The Association of ACSL1 and UCP2 3′ UTR Polymorphisms With the Clinicopathological Characteristics of Patients With Colorectal Cancer in Serbia

Cancer cells rely upon fatty acids (FA) for proliferation, survival, and metastasis. Overexpression of long-chain acyl CoA synthetase 1 (ACSL1), responsible for long-chain FA synthesis, can increase cell invasion and proliferation. Uncoupling protein-2 (UCP2) promotes FA metabolism over glucose utilization in colorectal cancer cells. We aimed to investigate the association of UCP2 45bp ins/del and ACSL1 rs8086 polymorphisms with the clinicopathological characteristics in patients with colorectal cancer.

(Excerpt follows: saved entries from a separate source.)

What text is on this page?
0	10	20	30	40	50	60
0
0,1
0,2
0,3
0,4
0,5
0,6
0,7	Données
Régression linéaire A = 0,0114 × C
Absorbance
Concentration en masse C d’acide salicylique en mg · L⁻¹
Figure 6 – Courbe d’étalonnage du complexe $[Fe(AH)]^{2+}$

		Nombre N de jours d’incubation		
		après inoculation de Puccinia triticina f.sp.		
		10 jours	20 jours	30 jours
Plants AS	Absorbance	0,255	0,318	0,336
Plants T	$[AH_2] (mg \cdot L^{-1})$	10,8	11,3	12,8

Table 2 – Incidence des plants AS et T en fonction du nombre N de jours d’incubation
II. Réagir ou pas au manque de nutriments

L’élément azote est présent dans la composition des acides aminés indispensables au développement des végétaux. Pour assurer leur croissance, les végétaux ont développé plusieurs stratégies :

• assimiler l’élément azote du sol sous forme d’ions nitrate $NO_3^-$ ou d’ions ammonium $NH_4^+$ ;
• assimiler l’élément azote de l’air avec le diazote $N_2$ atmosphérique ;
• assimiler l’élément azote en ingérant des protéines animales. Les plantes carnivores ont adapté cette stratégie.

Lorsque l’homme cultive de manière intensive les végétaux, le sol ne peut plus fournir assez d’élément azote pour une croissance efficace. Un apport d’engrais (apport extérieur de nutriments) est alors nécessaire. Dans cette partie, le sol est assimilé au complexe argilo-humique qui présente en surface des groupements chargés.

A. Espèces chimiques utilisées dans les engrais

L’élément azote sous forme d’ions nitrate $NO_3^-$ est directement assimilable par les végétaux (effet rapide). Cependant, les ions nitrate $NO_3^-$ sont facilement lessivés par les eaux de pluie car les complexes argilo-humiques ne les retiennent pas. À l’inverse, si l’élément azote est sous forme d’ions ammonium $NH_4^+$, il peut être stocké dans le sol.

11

The study included 183 patients with colorectal cancer, 110 (60.1%) men and 73 (39.9%) women, with an average age of 62.1 years. Clinicopathological characteristics: tumor location, histological differentiation, presence of lymph node metastases, presence of distant metastases, and stage of the disease were collected for all patients. Rs8086 polymorphism genotypes were detected by Real-time PCR using TaqMan^® SNP Genotyping assay, while genotyping of 45 bp ins/del polymorphism was performed using the PCR method. Distant metastases were more frequent in carriers of the ACSL1 TT genotype than carriers of the CC or CT genotype (p=0.046). Also, carriers of the UCP2 45 I allele (II+ID genotype) had distant metastases more frequently than patients with the DD genotype (p=0.029). It has also been observed that there is a statistically significant association of ACSL1 and UCP2 genotype with cancer localization (p=0.006 and p=0.017, respectively). The results suggest that ACSL1 rs8086 and UCP2 45 bp ins/del polymorphisms are associated with the occurrence of distant metastases and tumor location in patients with colorectal cancer.